Mas não é disso que se trata para o capitalismo. Assim como já não é de saúde que falamos quando discutimos a Covid-19. No início deste ano tivemos reais preocupações e medos sobre a Covid-19. Essas preocupações e medos mantiveram-se sustentadamente durante grande parte do ano. Mas, neste momento, já não podemos pagar o preço das genuínas preocupações e medos com a saúde pública. Os trabalhadores não têm mais tempo para dar ao capital nesta operação de aumento da exploração. E isso mesmo têm mostrado em muitos países do mundo. Quando vemos a população a vir para a rua manifestar-se contra os mais vis abusos de poder na Catalunha, em Barcelona, munidos da máscara cirúrgica ou comunitária, não estamos a falar de pequenos grupos extremistas e negacionistas da doença. E assim é em França e noutros locais. A operação terrorista de desinformação procura polarizar o mundo entre aqueles que se defendem da doença e querem proteger os outros e aqueles que são extremistas, negacionistas e irresponsáveis.

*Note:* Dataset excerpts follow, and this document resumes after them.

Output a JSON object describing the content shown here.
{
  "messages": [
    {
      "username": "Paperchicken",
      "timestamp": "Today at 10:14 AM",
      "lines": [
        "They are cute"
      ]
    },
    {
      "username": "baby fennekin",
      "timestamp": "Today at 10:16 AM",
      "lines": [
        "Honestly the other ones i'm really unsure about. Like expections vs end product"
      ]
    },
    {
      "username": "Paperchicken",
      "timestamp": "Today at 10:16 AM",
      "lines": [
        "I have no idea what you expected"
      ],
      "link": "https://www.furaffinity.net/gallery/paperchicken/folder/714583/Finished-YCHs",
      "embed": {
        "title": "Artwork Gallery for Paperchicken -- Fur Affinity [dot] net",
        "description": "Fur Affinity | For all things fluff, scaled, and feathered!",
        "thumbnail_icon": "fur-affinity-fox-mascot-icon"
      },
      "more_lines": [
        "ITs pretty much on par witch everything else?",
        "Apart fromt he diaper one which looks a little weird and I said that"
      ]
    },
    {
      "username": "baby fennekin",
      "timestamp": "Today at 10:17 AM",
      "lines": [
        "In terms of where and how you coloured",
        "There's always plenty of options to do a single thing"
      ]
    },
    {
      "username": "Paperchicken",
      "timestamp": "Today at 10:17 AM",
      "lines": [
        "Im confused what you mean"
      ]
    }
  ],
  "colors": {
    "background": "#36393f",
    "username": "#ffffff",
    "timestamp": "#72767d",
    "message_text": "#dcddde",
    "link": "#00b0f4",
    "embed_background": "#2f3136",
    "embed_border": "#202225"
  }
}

Não se nega que a extrema-direita aí está à espreita, tal qual MacGyver pronto a aparecer para «resolver» qualquer imprevisto. Mas há mais na história do que Trumps versus Merkels. Há aqueles que, reconhecendo a existência da doença (é inegável) e a necessidade de proteger as populações, já perceberam que não podem alinhar cegamente com os seus governos porque, enquanto para os primeiros se trata duma questão de saúde e de humanismo, para os seus governos há muito tempo que passou a ser uma questão de ir o mais longe possível no aumento da exploração, deterioração das condições de trabalho, destruição e privatização de serviços públicos. Bolsonaro e Trump têm mais em comum com Merkel e Macron do que com qualquer trabalhador de máscara a manifestar-se contra as restrições impostas em Barcelona e isso é que é fundamental que entendamos. É que, fait divers à parte, os líderes mundiais estão de acordo no fundamental: tudo fazerem para concretizarem esta nova fase do capitalismo e do imperialismo. Uma nova fase na «digitalização da vida» roubando aos trabalhadores a vida colectiva, associativa, cultural, mas também o tempo e as ruas, literalmente.
Nota: 1 - Berger, T., & Frey, B. (2016). Digitalisation, jobs and convergence in Europe: strategies for closing the skill gap (vol 50). Oxford: Oxford Martin School. – Documento preparado para a Comissão Europeia, disponível aqui.